2003 Book by Walter Isard

History of Regional Science and the Regional Science Association International: The Beginnings and Early History is a book by American economist and regional scientist Walter Isard. It was published in 2003 by Springer. Isard emphasizes that the formal establishment of a society associated with the field doesn't capture the true beginning, which is influenced by a specific context, events, and interactions among individuals. The author aims to unravel the where, when, and why of regional science's development, highlighting its dependence on particular circumstances. The author touches on the potential for analytical advancements in the field and the opportunity for regional scientists to contribute to global and regional development problem-solving.

==Reviews==
In his review, Trevor J. Barnes, acknowledged the historical significance of Walter Isard's book. Barnes appreciated the inclusion of materials from the Regional Science archives and noted the author's dedication and ambition in building the Regional Science Association (RSA). Still, Barnes critiqued the book for lacking interpretation and providing minimal reflection, describing it as more of a scrapbook with an underlying triumphalism. Despite recognizing Isard's pivotal role in the RSA's establishment, Barnes noted the absence of an explanation for its success or acknowledgment of its subsequent decline.

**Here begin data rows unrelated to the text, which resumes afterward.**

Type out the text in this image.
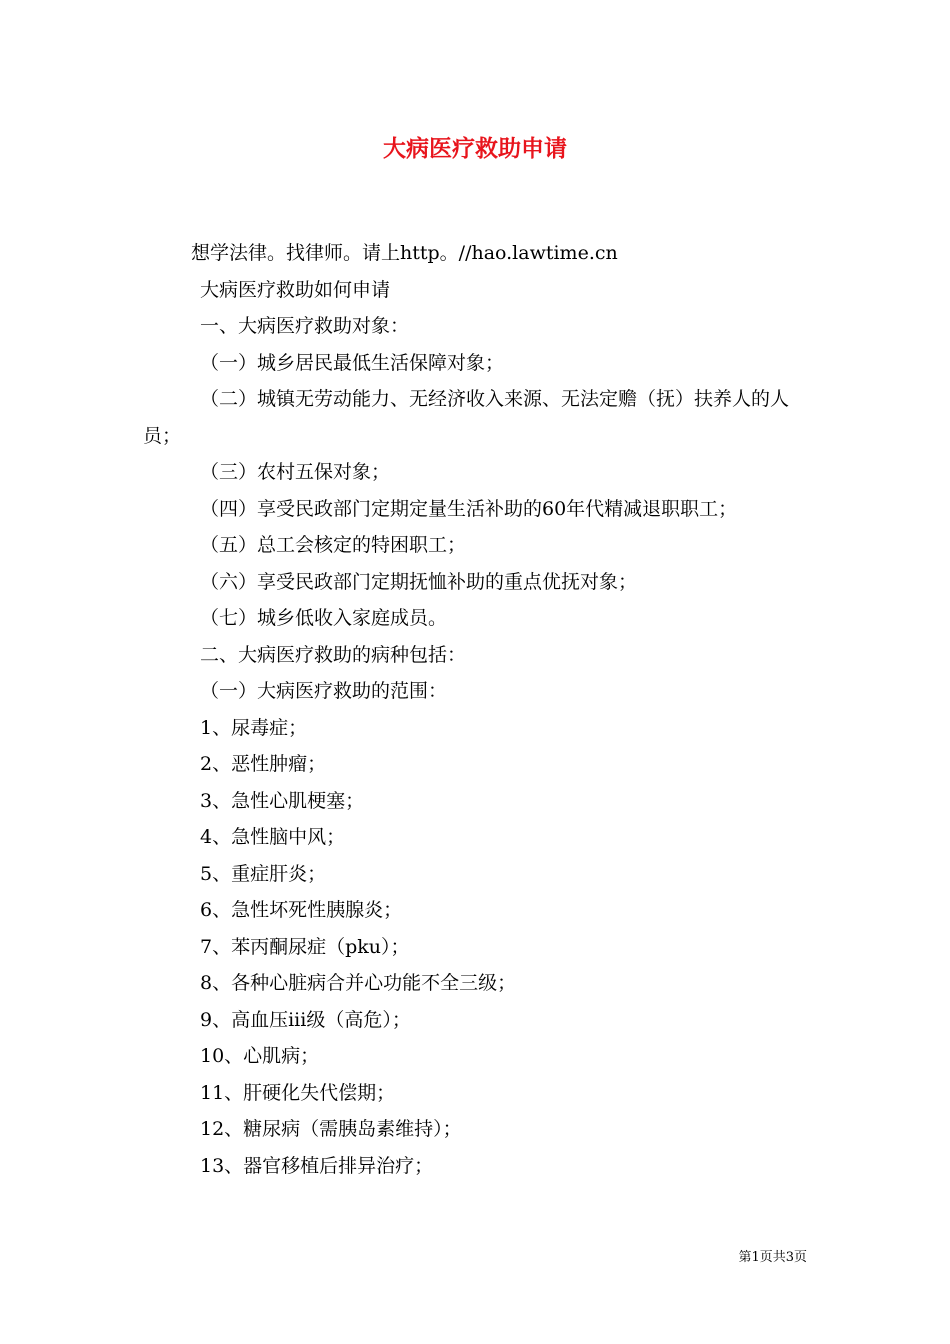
大病医疗救助申请

想学法律。找律师。请上http。//hao.lawtime.cn

大病医疗救助如何申请

一、大病医疗救助对象：

（一）城乡居民最低生活保障对象；

（二）城镇无劳动能力、无经济收入来源、无法定赡（抚）扶养人的人员；

（三）农村五保对象；

（四）享受民政部门定期定量生活补助的60年代精减退职职工；

（五）总工会核定的特困职工；

（六）享受民政部门定期抚恤补助的重点优抚对象；

（七）城乡低收入家庭成员。

二、大病医疗救助的病种包括：

（一）大病医疗救助的范围：

1、尿毒症；

2、恶性肿瘤；

3、急性心肌梗塞；

4、急性脑中风；

5、重症肝炎；

6、急性坏死性胰腺炎；

7、苯丙酮尿症（pku）；

8、各种心脏病合并心功能不全三级；

9、高血压iii级（高危）；

10、心肌病；

11、肝硬化失代偿期；

12、糖尿病（需胰岛素维持）；

13、器官移植后排异治疗；

第1页共3页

Ron Johnston acknowledged Isard's significant role in developing interdisciplinary work focused on spaces and regions, particularly in the aftermath of World War II. Isard faced challenges in uniting scholars from various disciplines, including resistance from economists and limited interest from sociologists and political scientists. Despite the book's organizational shortcomings, Johnston recognized it as a fascinating document that highlights Isard's tireless efforts in establishing the Regional Science Association and Research Institute, making a lasting impact on spatial analysis and geographical research.